Date: Thu, 28 Jun 2012 14:03:51 -0400
From: Jeff Layton <jlayton@redhat.com>
To: "Adamson, Andy" <William.Adamson@netapp.com>
Cc: "Myklebust, Trond" <Trond.Myklebust@netapp.com>,
        "<linux-nfs@vger.kernel.org>" <linux-nfs@vger.kernel.org>
Subject: Re: [PATCH 0/1] SUNRPC handle EKEYEXPIRED in call_refreshresult
Message-ID: <20120628140351.527c5060@tlielax.poochiereds.net>
In-Reply-To: <19150370-D1BD-4CC1-90BD-383805DE9557@netapp.com>
References: <1340827535-3062-1-git-send-email-andros@netapp.com>
	<20120628114353.4f75aabc@tlielax.poochiereds.net>
	<19150370-D1BD-4CC1-90BD-383805DE9557@netapp.com>
Mime-Version: 1.0
Content-Type: text/plain; charset=US-ASCII
Sender: linux-nfs-owner@vger.kernel.org

On Thu, 28 Jun 2012 16:31:41 +0000
"Adamson, Andy" <William.Adamson@netapp.com> wrote:

> 
> On Jun 28, 2012, at 11:43 AM, Jeff Layton wrote:
> 
> > On Wed, 27 Jun 2012 16:05:34 -0400
> > andros@netapp.com wrote:
> > 
> >> From: Andy Adamson <andros@netapp.com>
> >> 
> >> Without this patch attempting to access a Kerberos mount with expired or no
> >> credentials resulted in the NFS client hanging while retrying to refresh creds
> >> for ever.
> >> 
> >> I tested NFSv3/v4/v4.1 sec=krb5 mounts. With expired or non-existent user
> >> Kerberos credentials, trying to ls the mountpoint, or cd into the mountpoint
> >> resulted in three failed upcalls to gssd (due to tk_cred_retry being set to 2)
> >> then the 'Operation not permitted' message is returned to the user.
> >> 
> >> I think this patch should go into the stable kernel.
> >> 
> >> Andy Adamson (1):
> >>  SUNRPC handle EKEYEXPIRED in call_refreshresult
> >> 
> >> fs/nfs/nfs4proc.c |    2 --
> >> net/sunrpc/clnt.c |    4 ++++
> >> 2 files changed, 4 insertions(+), 2 deletions(-)
> >> 
> > 
> > Wait...is this really the behavior you want here?
> 
> Yes. Just having the client hang with no indication to the user is wrong.
> 

I presume you mean to say that that behavior isn't ideal. I tend to
agree, but there's no good way to report that to the user who can do
anything about it. I'll also point out that this scheme doesn't really
help that either.

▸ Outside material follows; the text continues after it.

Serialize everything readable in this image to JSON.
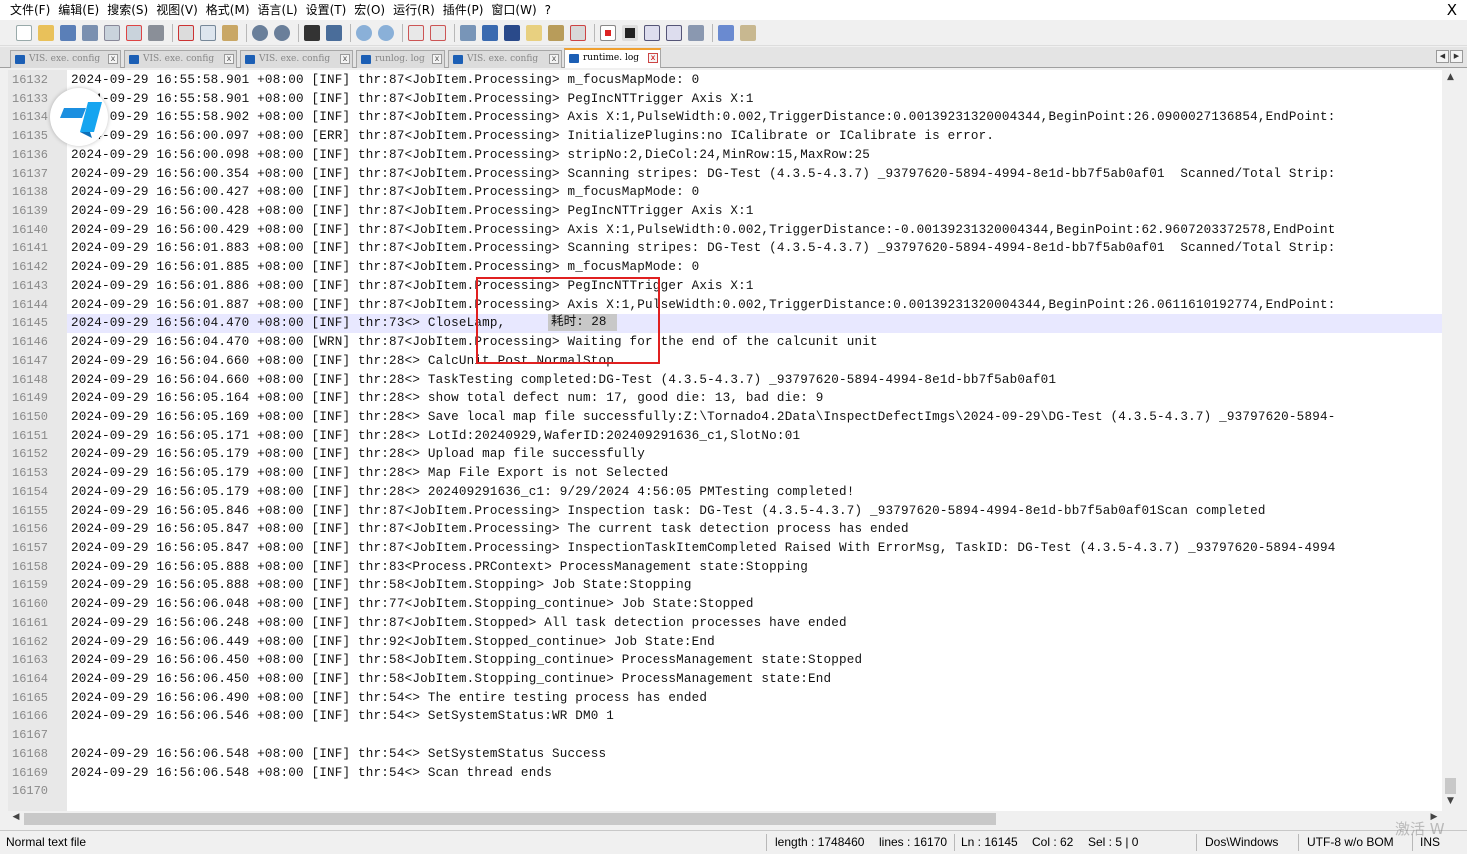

The user will end up with a failing job, at which
point it's too late to do anything about it...

> > 
> > We had many complaints from users of krb5 mounts where long-running
> > jobs would routinely fail when the ticket expired.
> 
> That is a Kerberos ticket management issue, not an NFS kernel client issue.
> You have long-running jobs, then kinit -l,  run krenew, or use a keytab with a cron job, 
> or use some other credential management software package.
> 

Easy to say, far more difficult to do. Most of the people who
complained about the non-robustness of this were people who were
running jobs that took days or weeks. They were understandably upset
when that job failed just because the ticket expired.

> 
> > The compromise behavior that we worked out at that time was to treat an
> > expired credcache differently from a "no credcache" situation. gssd would
> > return EKEYEXPIRED if the credcache existed but was expired, and
> > EACCES otherwise. The kernel would then treat those errors
> > differently:
> 
> In both cases, EPERM is the correct response from the Linux NFS client, as 
> the user has no permissions to do anything in the file system.
> 

But, in the case of an expired ticket, it's quite likely that he had
permissions at some point in time. The rationale at the time was that
if that user could reacquire creds he could keep his job going.

> > 
> >    http://permalink.gmane.org/gmane.linux.nfsv4/11019
> > 
> > With EKEYEXPIRED, we'd want RPCs to hang indefinitely until the tickets
> > were renewed.
> 
> Sounds like a good DOS attack.  Consider V4.1 and a multi-user machine. If a
> users credentials expire during a heavy I/O run - that user could be using all of the
> session slots, and no other user could make progress while the RPCs call rpc_delay 
> and retry  indefinitely...
> 

Well, no. That was the main reason we handled this in the NFS layer and
not in sunrpc. The rpc_task would exit with EKEYEXPIRED and the NFS
code would treat that like an NFS4ERR_DELAY. Back off and try again
later. Once the task has exited, any resources held in the rpc layer
including the slot should be available.

> 
> > With EACCES, the call would return an error. The idea
> > there is that the user would kdestroy if he needed to unwedge his krb5
> > mount.
> 
> Exactly how is the user supposed to know to kdestroy? All they see is a hung mount.
>  

We do throw a warning when the state manager's ticket expires. Perhaps
we could do something similar from gssd for user tickets. The point is
though that the user has the ability to unwedge the mount without
reacquiring the ticket if he so chooses.

> > 
> > This patch makes it sound like you're wanting to revert that behavior.
> > Is that the case?
> 
> Yes.
> 
> > If so, what about people trying to run long-running
> > tasks on a kerberized mount? Are they just SOL if their ticket isn't
> > renewed in time?
> 
> Yes - as with _any_ resource, you need to plan ahead.  As I said above, the administrator in such a situation
> needs to setup krenew or the equivalent.
> 

That's not helpful. Everyone makes mistakes and you don't necessarily
want your job to fail simply due to that fact. But regardless, Trond
NAK'ed a similar idea not that long ago:

    http://marc.info/?l=linux-nfs&m=132161606503398&w=2

...you may want to read over that thread as I'm fairly certain what
you're proposing will have the same issues...

-- 
Jeff Layton <jlayton@redhat.com>